It can be very tempting to be in a stock market that has been battered down to look for bargain deals to make a windfall profit. But it has been witnessed that there could be more pitfalls in such market conditions which can make the adventure a bitter experience. In terms of investments these conditions do offer excellent opportunities. Identifying them, however, is a big challenge which requires meticulous research on part of the investor without which he could suffer a meteoric fall rather than minting money. Today, we will be looking at a few important facets of a stock market when it is trading at lower levels after going through a steep crash driven by the economy vide factors like the current coronavirus pandemic and its impact on the general business activity levels of the country.
- Markets will bounce back but not all stocks – It is generally cyclical for the stock markets to crash then to rise and fall again. The same principle, however, does not applies to each and every stock. The bad economic conditions would make business difficult for weaker companies than for strong companies. In normal times, the companies which look healthy could very well become sick and go bust. Hence, making investment calls just based on the cheap trading value of stock could lead to massive losses for the investors unmindful of the underlying businesses. Given what the current situation is in the markets, bad news is more likely to impact the psyche of the traders and other market participants than any good news, thereby signifying that this is not the market condition to make news driven decisions. These are conditions where an investor needs to stay calm and reason deeply through the fundamental performance of the company before making any investment. It is very easy to be carried away by market sentiments; when everybody is buying, one would be tempted to buy and when everyone is selling, one would be tempted to sell, but the experience suggest that such knee jerk reactions could lead to significant loss of investors’ value.
- Not the time to sell quality stocks – When the whole market is coming crashing down, one might be scared in order to save as much of money as he can, and he may sell his holdings of quality stocks at a loss. This could prove to be an unwise decision for the investor as he may be doing away with some of the quality investments in his portfolio. Strong businesses will always bounce back; a bad economic condition could only slow it down for a while but when conditions improve these companies are the first ones to bounce back. For these stocks market crashes are just another bump on the road and they seldom deter them from their path. Should the investor sell these stocks in these conditions, he may not be in a position to reacquire them at favorable prices. Thus, the advice is not to be impulsive while making stock market related decisions.
- This is the right time to value pick – If the investor is able to avoid the above two pitfalls then he can be well-positioned to build a portfolio of stocks that could gain him excellent long term value creation. The prices of good companies are available at discounted prices given the current market turmoil. At the same time, it gives a spooky picture for short-term trade or speculations. Currently, it looks highly unlikely that the market will rise sharply, but could possibly be the most favorable time for investors who are looking for long term value creation. Investors who usually venture into such markets are value investors, keeping in mind the long term growth prospects of an underlying business rather than technical of price movements. These market conditions seem to provide the best opportunity to buy these stocks at discounted prices which otherwise would not be possible under normal market conditions. Many a times, a situation could arise where prices start falling further after the investor has purchased a stock for the long term. This may prompt many to press the sell button, but that’s exactly the time when investors need to hold their position or average out to bag profits on their value picks in the long run.

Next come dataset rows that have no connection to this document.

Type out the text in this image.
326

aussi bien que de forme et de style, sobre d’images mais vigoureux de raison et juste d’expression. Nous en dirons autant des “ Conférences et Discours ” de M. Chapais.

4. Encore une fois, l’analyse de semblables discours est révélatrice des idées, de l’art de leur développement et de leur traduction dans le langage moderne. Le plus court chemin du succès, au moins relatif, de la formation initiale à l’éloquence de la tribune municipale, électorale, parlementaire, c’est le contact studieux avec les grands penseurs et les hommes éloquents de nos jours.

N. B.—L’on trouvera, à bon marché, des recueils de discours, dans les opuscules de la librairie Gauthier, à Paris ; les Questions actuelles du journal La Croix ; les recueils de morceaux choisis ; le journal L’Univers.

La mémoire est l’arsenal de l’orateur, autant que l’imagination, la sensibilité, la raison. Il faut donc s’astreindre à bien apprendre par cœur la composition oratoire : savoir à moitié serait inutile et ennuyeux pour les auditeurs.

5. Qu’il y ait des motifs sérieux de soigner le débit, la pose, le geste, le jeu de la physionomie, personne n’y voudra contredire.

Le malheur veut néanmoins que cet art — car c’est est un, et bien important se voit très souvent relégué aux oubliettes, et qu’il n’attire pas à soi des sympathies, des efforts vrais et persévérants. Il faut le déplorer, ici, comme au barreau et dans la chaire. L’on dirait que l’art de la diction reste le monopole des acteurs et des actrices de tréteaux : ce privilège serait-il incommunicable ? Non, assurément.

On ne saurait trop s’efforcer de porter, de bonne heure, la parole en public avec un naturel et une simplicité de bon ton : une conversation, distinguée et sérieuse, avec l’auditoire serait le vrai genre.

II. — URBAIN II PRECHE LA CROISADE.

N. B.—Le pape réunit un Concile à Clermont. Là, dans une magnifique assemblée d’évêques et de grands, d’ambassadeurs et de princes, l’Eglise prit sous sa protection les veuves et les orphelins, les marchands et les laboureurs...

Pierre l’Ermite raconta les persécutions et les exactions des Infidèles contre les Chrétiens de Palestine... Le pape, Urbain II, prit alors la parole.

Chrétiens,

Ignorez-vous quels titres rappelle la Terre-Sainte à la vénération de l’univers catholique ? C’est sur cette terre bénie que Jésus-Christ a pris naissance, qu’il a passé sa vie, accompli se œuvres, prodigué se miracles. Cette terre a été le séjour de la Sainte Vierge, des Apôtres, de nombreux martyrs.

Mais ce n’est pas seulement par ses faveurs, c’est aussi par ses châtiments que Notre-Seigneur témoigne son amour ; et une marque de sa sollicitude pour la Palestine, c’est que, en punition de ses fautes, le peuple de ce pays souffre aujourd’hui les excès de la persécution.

We can take cues from historical movements, where a downside price action has always been brief compared to the new peaks the stock creates over a long haul.
- Best opportunity to pick stocks with good long term yields – For investors who invest for dividend income instead of capital gains this could be the best time to pick their favorite stocks. A good dividend stock is one which gives the investor a good dividend yield. For a stock, its yield is calculated as its latest annual dividend divided by its current market price. Strong established companies usually pay a consistent rate of dividend, which may come down sometimes due to unstable market conditions. Such scenarios explain that the stocks are trading at significantly low prices and when market conditions improve both the prices of these stocks and dividend rates will significantly go up. Should an investor be able to buy these stocks at a low price taking advantage of the depressed market conditions, he will be able to enjoy a high dividend yields when these companies get back to better business conditions. Such opportunities rarely come in a stock market and smart investors usually keep a keen eye for their emergence.
- Mutual funds and other managed investment vehicles are also available for bargain- Mutual fund and other such funds are investment vehicles which provide professional management to investors’ funds thereby offering them safety, to some extent, and high professional standards. During the financial market crash, generally these funds are also underperforming along with the stocks that are part of funds’ portfolio. An investor could make a wise investment decision through investing in this asset class. The downside risk could be limited whereas the potential for upside gain could be enormous following market corrections. Investing in these funds allow investor to take benefits of superior management skill when he has limited time or skillset to conduct his own research into the labyrinths of a stock market.
There are several other such aspects that an investors must be mindful of while investing in a stock market but the above five are the prominent ones, giving investors a good understanding of how to look for value in choppy market conditions like these.